There are some specific norms about creating a computer programs or databases upon a contract. In a contract to create a work an exclusive right is presumed to belong to a customer. If the program or database were made incidentally the exclusive right vice versa is vested in creator. In both cases the other party gets a free non-exclusive right to use the work in question.

The new Code also provides new ways to protect author’s rights. For example in case of infringement an author may ask to publish the court decision to let anybody know about breaking his rights. Any machines or equipment that is used for piracy could be confiscated and either destroyed or turned into public ownership. In case of gross violation the legal entity could be liquidated. The most common way of protection is to ask a monetary compensation when an author must not prove any damages. The new law provides that such a compensation could amount from 10 000 up to 5 million rubles that is from 300 up to 150 000 euros. But from the 1st of January you can also calculate it as double price of the copies in question or right illegally used.
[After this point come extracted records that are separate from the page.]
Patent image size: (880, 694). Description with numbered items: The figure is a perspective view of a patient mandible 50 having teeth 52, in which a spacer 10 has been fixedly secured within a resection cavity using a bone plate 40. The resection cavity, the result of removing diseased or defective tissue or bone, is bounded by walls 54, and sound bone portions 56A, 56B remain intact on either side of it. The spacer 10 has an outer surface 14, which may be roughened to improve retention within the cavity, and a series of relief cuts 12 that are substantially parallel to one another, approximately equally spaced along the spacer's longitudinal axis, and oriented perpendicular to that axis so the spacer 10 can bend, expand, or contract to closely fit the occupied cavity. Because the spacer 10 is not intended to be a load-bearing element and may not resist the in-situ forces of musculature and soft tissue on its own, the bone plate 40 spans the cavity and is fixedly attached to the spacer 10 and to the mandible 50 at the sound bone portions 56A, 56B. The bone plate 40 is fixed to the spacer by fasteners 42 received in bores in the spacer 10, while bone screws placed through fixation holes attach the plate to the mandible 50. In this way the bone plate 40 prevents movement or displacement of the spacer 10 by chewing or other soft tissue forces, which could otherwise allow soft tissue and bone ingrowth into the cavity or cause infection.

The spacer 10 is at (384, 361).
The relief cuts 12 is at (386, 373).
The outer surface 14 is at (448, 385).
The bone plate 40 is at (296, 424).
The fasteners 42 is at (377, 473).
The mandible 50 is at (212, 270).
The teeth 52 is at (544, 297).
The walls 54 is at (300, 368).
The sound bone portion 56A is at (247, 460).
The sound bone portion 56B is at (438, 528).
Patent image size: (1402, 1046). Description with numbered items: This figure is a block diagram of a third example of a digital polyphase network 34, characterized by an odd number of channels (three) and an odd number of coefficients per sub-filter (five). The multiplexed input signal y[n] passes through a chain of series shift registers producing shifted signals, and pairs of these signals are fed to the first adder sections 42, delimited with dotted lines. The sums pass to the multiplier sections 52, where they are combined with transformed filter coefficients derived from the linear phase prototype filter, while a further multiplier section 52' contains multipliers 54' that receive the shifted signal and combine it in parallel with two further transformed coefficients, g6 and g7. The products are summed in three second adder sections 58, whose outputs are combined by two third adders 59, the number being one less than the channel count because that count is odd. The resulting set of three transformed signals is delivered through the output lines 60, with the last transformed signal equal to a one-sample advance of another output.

There are two new neighboring rights established. First one is that of publisher. If somebody for the first time a work after the time of validity has expired he got an exclusive right to use a work. The law stimulates searching unpublished works and bringing them to the public. A publisher will have such a monopoly for 25 years starting from the 1st of January of the year next to that of publishing.

The other new right is one of database creator on monopoly use of its content. A creator gets this right if he put significant efforts in the base. And any creator of a base with 10 000 elements or more is prima facie considered as one who put significant efforts in it. The time of validity is 15 years. And each time the base was changed the time starts to ago from the vary beginning. To extract anything from the base one must lawfully purchase it only for private use. We should also remember that foreigners may get the right in question only if in their native land Russians are also got the same protection.

The last important novelty concerns information as an object. Current legislation considers information as an object like property or intellectual property (§§ 28, 139 of the Civil Code) but The Law to Enact the Forth Part of the Civil Code exclude these provisions. So since the 1st of January 2008 information will not be an object at all. Only documents can be considered as objects but those documents are mostly movable things. So the law is going to ignore the specific of information.